From their arresting entrance, the club's concerts are marked by energy and dynamic subtleties. Their programs include classical choral music, barbershop quartet, spirituals, arrangements and — always — " Betelehemu," the Nigerian carol they perform at every full concert. When they do that song, some of the singers come off stage shouting into the audience while African drums play at center stage, in front of the chorus. It's their show stopper. The Morehouse Glee Club has been singing "Betelehemu" for more than 50 years.
Morehouse College was founded in Atlanta in 1867, and it remains the only all-male historically black college in the nation. Almost from the beginning, the Glee Club members have been the school's official performing ambassadors. The club has earned an international reputation through its annual tours and has traveled through Europe, Africa and the Caribbean.
The Glee Club is known for its focused stage presence, musical precision, wide-ranging repertoire, distinguished alumni and its recording of " I'm Building Me A Home," which Morehouse alumn Spike Lee recorded for the opening credits of his 1988 film School Daze.
Thousands of students have come through the Glee Club. I sang bass when I was a student there. Martin Luther King, Jr. was a tenor in the club, and in 1968 the group sang for him at his funeral. Singing at a brother's memorial is a longstanding Glee Club tradition -– we call it closing ranks. The traditions are taken very seriously.
David Morrow, the Glee Club's current director, is only the third in the group's 100-year history. He took over when his teacher Wendall Whalum -– who had been there for 34 years –- passed away in 1987. Dr. Morrow says that the club's strength has been its continuity.
"The things that I feel now being in the centennial instead of planning for it," Dr. Morrow says, "are just a huge amount of happiness that I have some part in getting us to be 100 years old and feel successful and upholding the standards that were passed to me by my predecessors. I had some wonderful shoulders to stand on and I'm hoping that who ever succeeds me will find my shoulder as strong."
Some of the standards that Dr. Morrow inherited, and in turn teaches, go beyond music. In Glee Club, we were taught that being on time meant being a few minutes early and that our singing was a gift to the community. We were constantly reminded that some people in our audience may never have seen a group of black men in tuxedos, and so it was our duty to represent the highest standards of the college and of ourselves.

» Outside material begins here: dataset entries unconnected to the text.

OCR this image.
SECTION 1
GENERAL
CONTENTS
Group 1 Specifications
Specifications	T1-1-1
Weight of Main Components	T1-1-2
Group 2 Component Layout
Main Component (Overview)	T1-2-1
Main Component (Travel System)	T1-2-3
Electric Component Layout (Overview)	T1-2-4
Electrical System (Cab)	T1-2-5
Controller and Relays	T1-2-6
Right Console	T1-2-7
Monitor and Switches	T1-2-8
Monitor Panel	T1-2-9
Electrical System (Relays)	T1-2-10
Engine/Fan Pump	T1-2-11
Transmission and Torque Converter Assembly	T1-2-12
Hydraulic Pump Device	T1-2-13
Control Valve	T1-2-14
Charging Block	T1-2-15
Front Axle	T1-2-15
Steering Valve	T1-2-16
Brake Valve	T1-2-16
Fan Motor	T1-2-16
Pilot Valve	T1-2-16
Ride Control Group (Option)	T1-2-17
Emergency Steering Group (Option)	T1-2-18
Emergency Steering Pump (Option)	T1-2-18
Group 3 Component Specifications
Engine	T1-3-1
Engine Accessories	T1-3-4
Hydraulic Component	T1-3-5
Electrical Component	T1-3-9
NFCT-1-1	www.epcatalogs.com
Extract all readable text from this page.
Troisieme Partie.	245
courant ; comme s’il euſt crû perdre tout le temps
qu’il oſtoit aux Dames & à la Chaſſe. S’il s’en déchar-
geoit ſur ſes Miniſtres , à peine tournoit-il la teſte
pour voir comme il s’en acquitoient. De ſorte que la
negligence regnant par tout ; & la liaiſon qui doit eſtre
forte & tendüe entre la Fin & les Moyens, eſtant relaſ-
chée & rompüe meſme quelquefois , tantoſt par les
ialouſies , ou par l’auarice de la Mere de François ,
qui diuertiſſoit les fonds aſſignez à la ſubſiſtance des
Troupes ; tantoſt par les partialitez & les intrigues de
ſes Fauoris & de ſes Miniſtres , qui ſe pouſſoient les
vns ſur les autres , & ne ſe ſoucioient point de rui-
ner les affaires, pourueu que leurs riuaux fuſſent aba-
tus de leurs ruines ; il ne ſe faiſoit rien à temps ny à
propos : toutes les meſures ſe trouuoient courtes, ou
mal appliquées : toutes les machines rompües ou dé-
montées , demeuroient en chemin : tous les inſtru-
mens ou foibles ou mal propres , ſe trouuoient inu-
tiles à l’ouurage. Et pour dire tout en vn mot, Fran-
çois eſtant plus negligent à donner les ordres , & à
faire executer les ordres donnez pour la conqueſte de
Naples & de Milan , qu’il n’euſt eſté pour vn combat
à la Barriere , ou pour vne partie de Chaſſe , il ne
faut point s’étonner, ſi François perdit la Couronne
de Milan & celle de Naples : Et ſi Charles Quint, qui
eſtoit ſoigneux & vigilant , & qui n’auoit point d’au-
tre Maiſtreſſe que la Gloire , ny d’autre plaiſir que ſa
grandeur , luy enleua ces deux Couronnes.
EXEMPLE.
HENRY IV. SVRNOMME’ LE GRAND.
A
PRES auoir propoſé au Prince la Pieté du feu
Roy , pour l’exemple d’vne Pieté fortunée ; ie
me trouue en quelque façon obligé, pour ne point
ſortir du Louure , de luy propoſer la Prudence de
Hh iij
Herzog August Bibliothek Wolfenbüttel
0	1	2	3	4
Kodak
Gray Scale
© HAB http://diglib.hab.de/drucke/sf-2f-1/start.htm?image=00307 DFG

Former Secretary of Health Louis Sullivan also sang bass when he was at Morehouse. He attended this year's reunion in February.
"The Glee Club is really like a fifth fraternity on campus," Sullivan says. "You get to know people a lot. We traveled together, we've planned together — so this 100th anniversary is really truly a remarkable event."

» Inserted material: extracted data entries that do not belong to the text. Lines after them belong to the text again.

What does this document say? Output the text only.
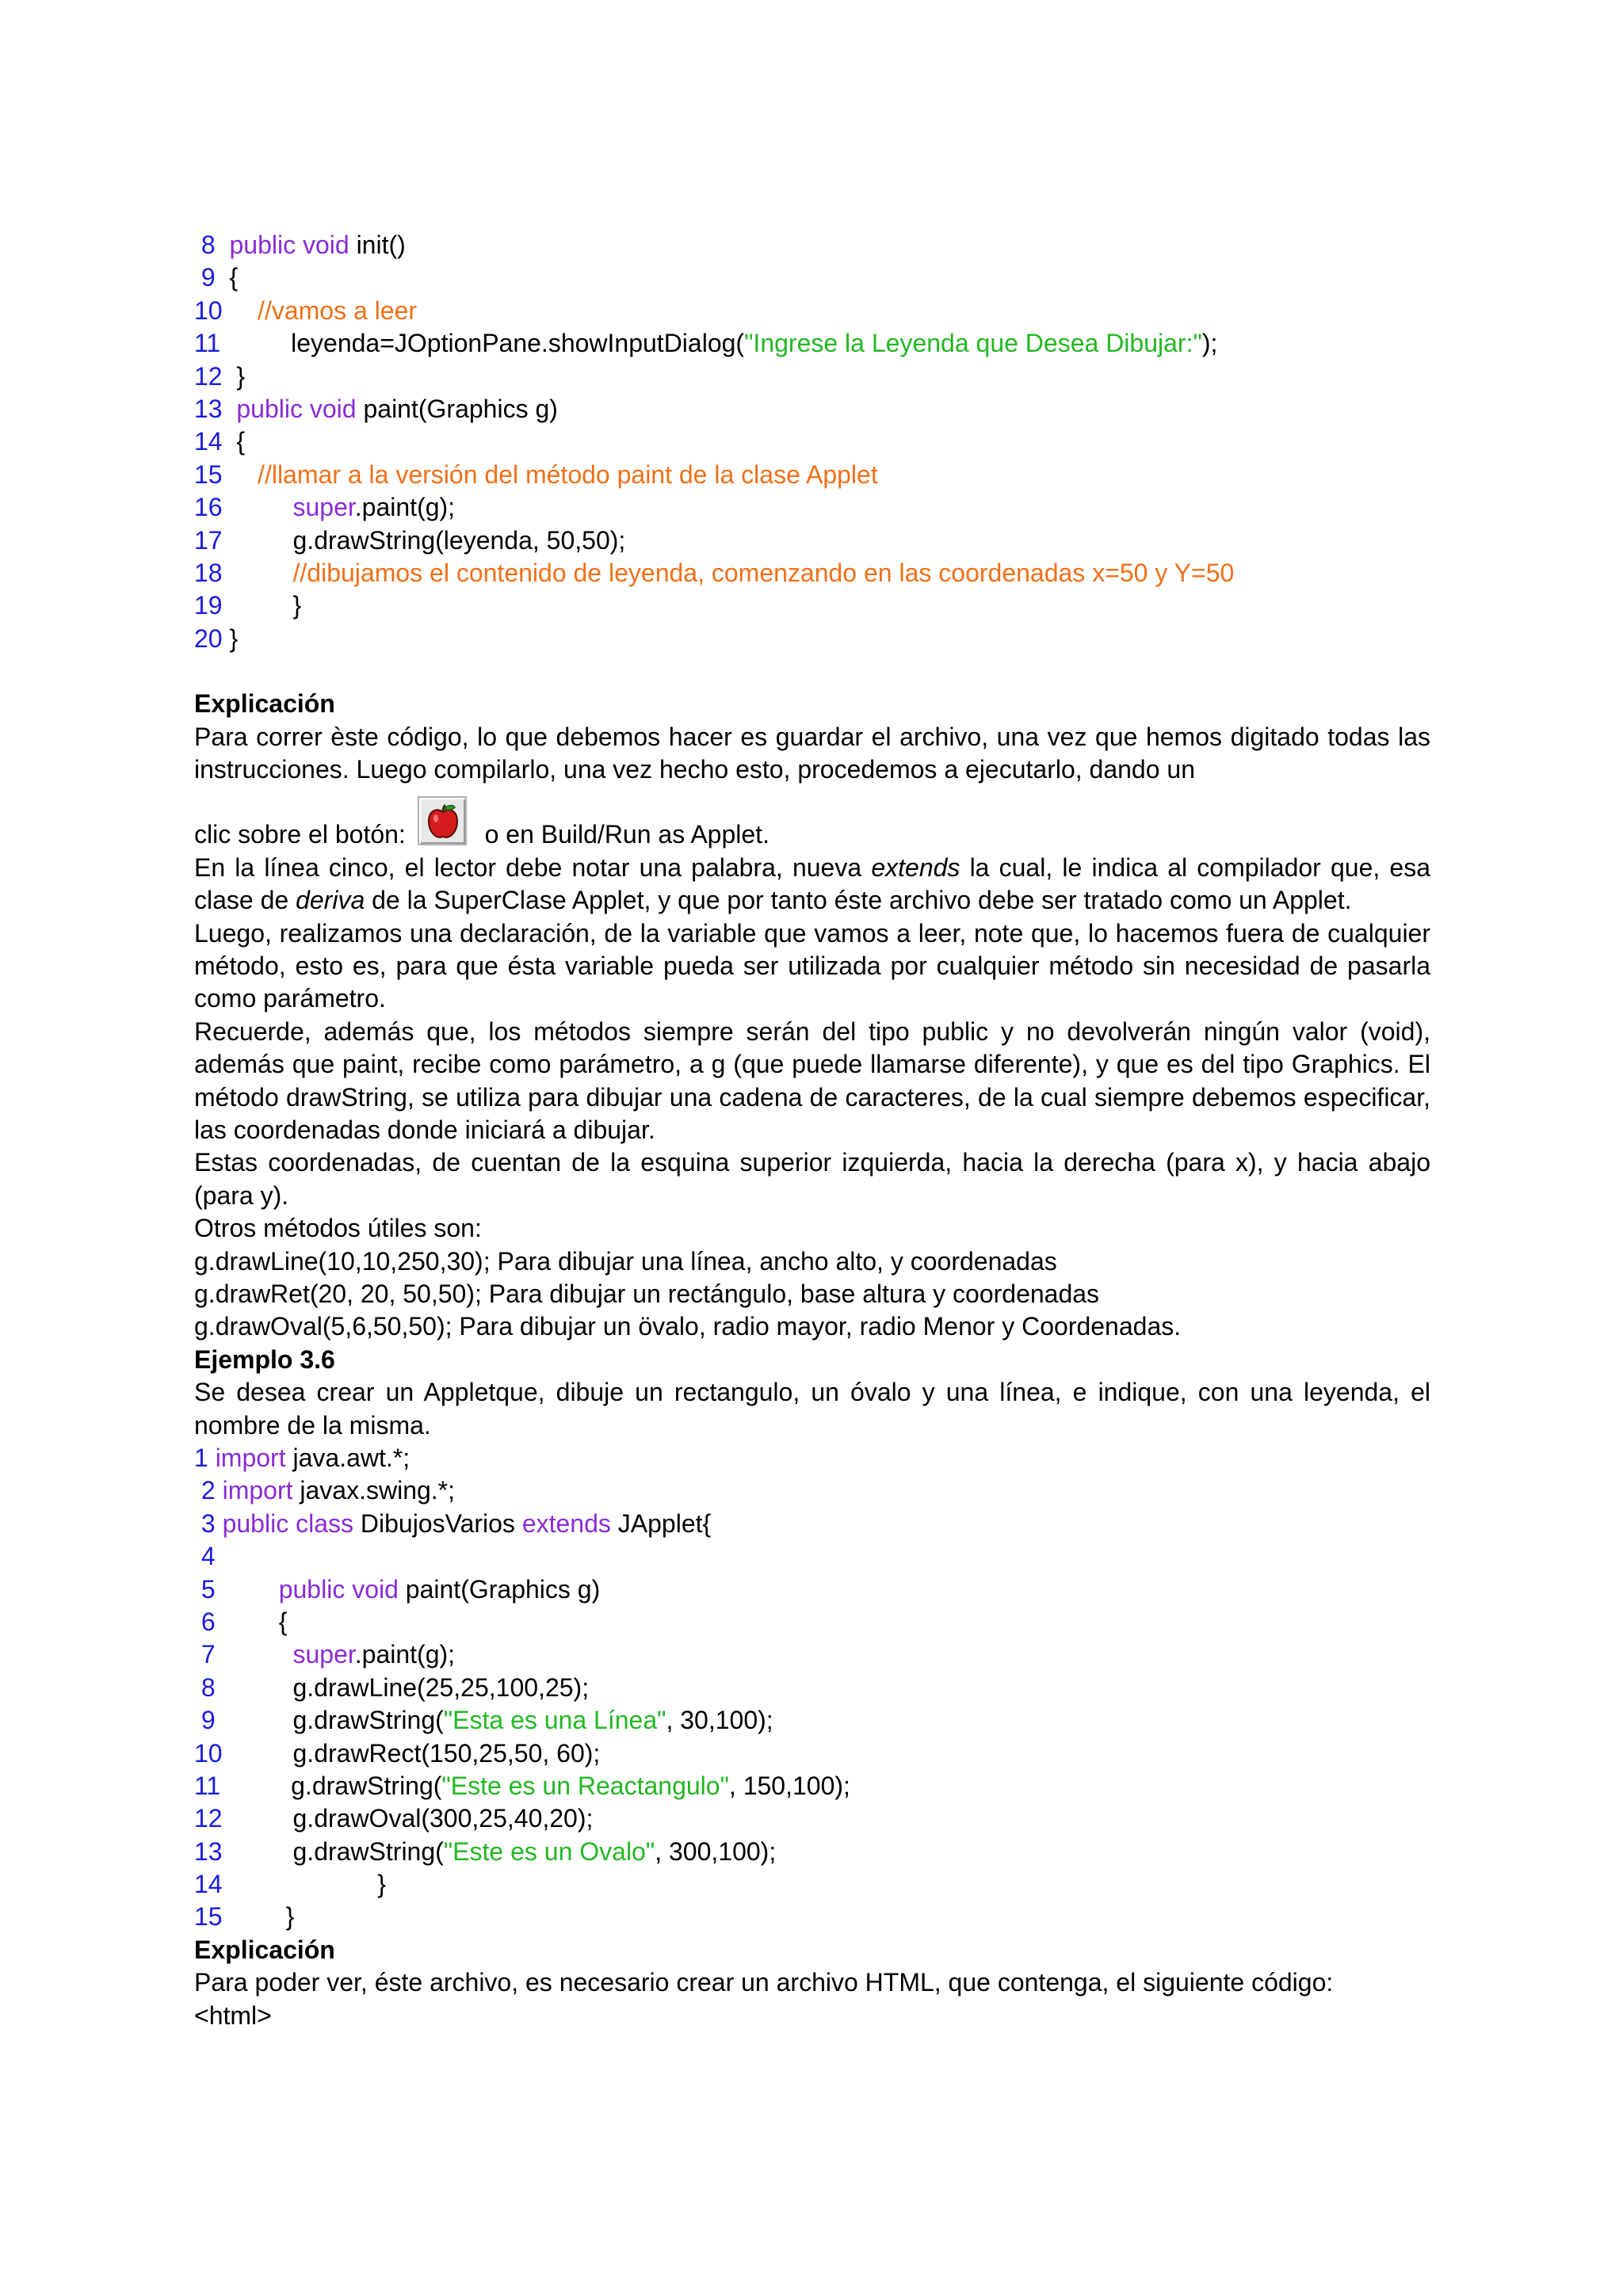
8 public void init()
9 {
10 //vamos a leer
11	leyenda=JOptionPane.showInputDialog("Ingrese la Leyenda que Desea Dibujar:");
12 }
13 public void paint(Graphics g)
14 {
15 //llamar a la versión del método paint de la clase Applet
16	super.paint(g);
17	g.drawString(leyenda, 50,50);
18	//dibujamos el contenido de leyenda, comenzando en las coordenadas x=50 y Y=50
19	}
20 }
Explicación
Para correr èste código, lo que debemos hacer es guardar el archivo, una vez que hemos digitado todas las instrucciones. Luego compilarlo, una vez hecho esto, procedemos a ejecutarlo, dando un
clic sobre el botón:	o en Build/Run as Applet.
En la línea cinco, el lector debe notar una palabra, nueva extends la cual, le indica al compilador que, esa clase de deriva de la SuperClase Applet, y que por tanto éste archivo debe ser tratado como un Applet.
Luego, realizamos una declaración, de la variable que vamos a leer, note que, lo hacemos fuera de cualquier método, esto es, para que ésta variable pueda ser utilizada por cualquier método sin necesidad de pasarla como parámetro.
Recuerde, además que, los métodos siempre serán del tipo public y no devolverán ningún valor (void), además que paint, recibe como parámetro, a g (que puede llamarse diferente), y que es del tipo Graphics. El método drawString, se utiliza para dibujar una cadena de caracteres, de la cual siempre debemos especificar, las coordenadas donde iniciará a dibujar.
Estas coordenadas, de cuentan de la esquina superior izquierda, hacia la derecha (para x), y hacia abajo (para y).
Otros métodos útiles son:
g.drawLine(10,10,250,30); Para dibujar una línea, ancho alto, y coordenadas
g.drawRet(20, 20, 50,50); Para dibujar un rectángulo, base altura y coordenadas
g.drawOval(5,6,50,50); Para dibujar un övalo, radio mayor, radio Menor y Coordenadas.
Ejemplo 3.6
Se desea crear un Appletque, dibuje un rectangulo, un óvalo y una línea, e indique, con una leyenda, el nombre de la misma.
1 import java.awt.*;
2 import javax.swing.*;
3 public class DibujosVarios extends JApplet{
4
5	public void paint(Graphics g)
6	{
7	super.paint(g);
8	g.drawLine(25,25,100,25);
9	g.drawString("Esta es una Línea", 30,100);
10	g.drawRect(150,25,50, 60);
11	g.drawString("Este es un Reactangulo", 150,100);
12	g.drawOval(300,25,40,20);
13	g.drawString("Este es un Ovalo", 300,100);
14	}
15	}
Explicación
Para poder ver, éste archivo, es necesario crear un archivo HTML, que contenga, el siguiente código:
<html>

The anniversary year officially began at the reunion, and when I speak with past and current members, adjectives like "commitment," "brotherhood" and "excellence" still resonate. James Grissom, a 2011 graduate and the group's vice president, says Glee Club has made him ready for the next phase of his life.
"Over the past four years, the music of the Glee Club, the ministry of the Glee Club, the discipline, have all been characteristics that have built me as an individual and as a man," he says. "This moment culminates all of that and as a reminder as a senior that as I move into the next phase of my life to take this discipline and this excellence that I've learned into every aspect of my life."